Topo-RAG: Topology-aware retrieval for hybrid text-table documents
This addresses the challenge of handling complex, multidimensional documents for enterprise data retrieval, representing an incremental improvement over existing RAG systems.
The paper tackled the problem of retrieving information from hybrid text-table documents in enterprise datasets by proposing Topo-RAG, a framework that processes text and tables separately to preserve spatial relationships, resulting in an 18.4% improvement in nDCG@10 on hybrid queries compared to standard linearization methods.
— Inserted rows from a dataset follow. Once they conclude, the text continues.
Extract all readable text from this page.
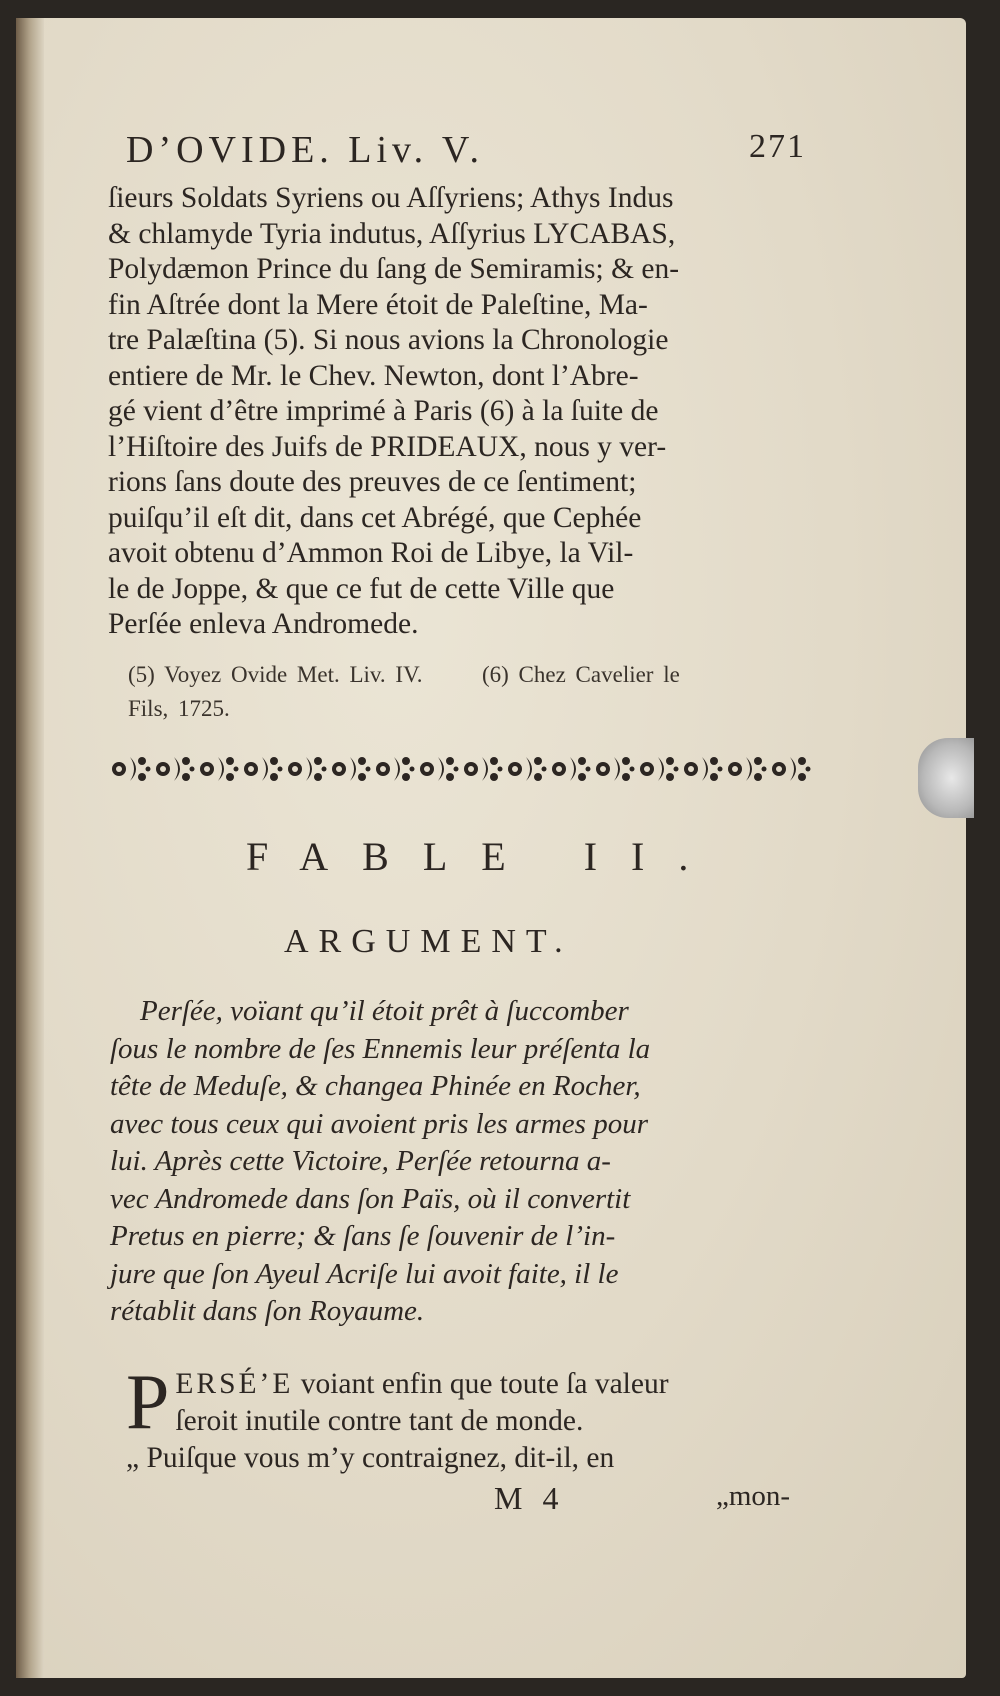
D’OVIDE. Liv. V.	271
ſieurs Soldats Syriens ou Aſſyriens; Athys Indus
& chlamyde Tyria indutus, Aſſyrius LYCABAS,
Polydæmon Prince du ſang de Semiramis; & en-
fin Aſtrée dont la Mere étoit de Paleſtine, Ma-
tre Palæſtina (5). Si nous avions la Chronologie
entiere de Mr. le Chev. Newton, dont l’Abre-
gé vient d’être imprimé à Paris (6) à la ſuite de
l’Hiſtoire des Juifs de PRIDEAUX, nous y ver-
rions ſans doute des preuves de ce ſentiment;
puiſqu’il eſt dit, dans cet Abrégé, que Cephée
avoit obtenu d’Ammon Roi de Libye, la Vil-
le de Joppe, & que ce fut de cette Ville que
Perſée enleva Andromede.
(5) Voyez Ovide Met. Liv. IV.	(6) Chez Cavelier le
Fils, 1725.
FABLE II.
ARGUMENT.
Perſée, voïant qu’il étoit prêt à ſuccomber
ſous le nombre de ſes Ennemis leur préſenta la
tête de Meduſe, & changea Phinée en Rocher,
avec tous ceux qui avoient pris les armes pour
lui. Après cette Victoire, Perſée retourna a-
vec Andromede dans ſon Païs, où il convertit
Pretus en pierre; & ſans ſe ſouvenir de l’in-
jure que ſon Ayeul Acriſe lui avoit faite, il le
rétablit dans ſon Royaume.
P ERSÉ’E voiant enfin que toute ſa valeur
ſeroit inutile contre tant de monde.
„ Puiſque vous m’y contraignez, dit-il, en
M 4	„mon-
In enterprise datasets, documents are rarely pure. They are not just text, nor just numbers; they are a complex amalgam of narrative and structure. Current Retrieval-Augmented Generation (RAG) systems have attempted to address this complexity with a blunt tool: linearization. We convert rich, multidimensional tables into simple Markdown-style text strings, hoping that an embedding model will capture the geometry of a spreadsheet in a single vector. But it has already been shown that this is mathematically insufficient. This work presents Topo-RAG, a framework that challenges the assumption that "everything is text". We propose a dual architecture that respects the topology of the data: we route fluid narrative through traditional dense retrievers, while tabular structures are processed by a Cell-Aware Late Interaction mechanism, preserving their spatial relationships. Evaluated on SEC-25, a synthetic enterprise corpus that mimics real-world complexity, Topo-RAG demonstrates an 18.4% improvement in nDCG@10 on hybrid queries compared to standard linearization approaches. It's not just about searching better; it's about understanding the shape of information.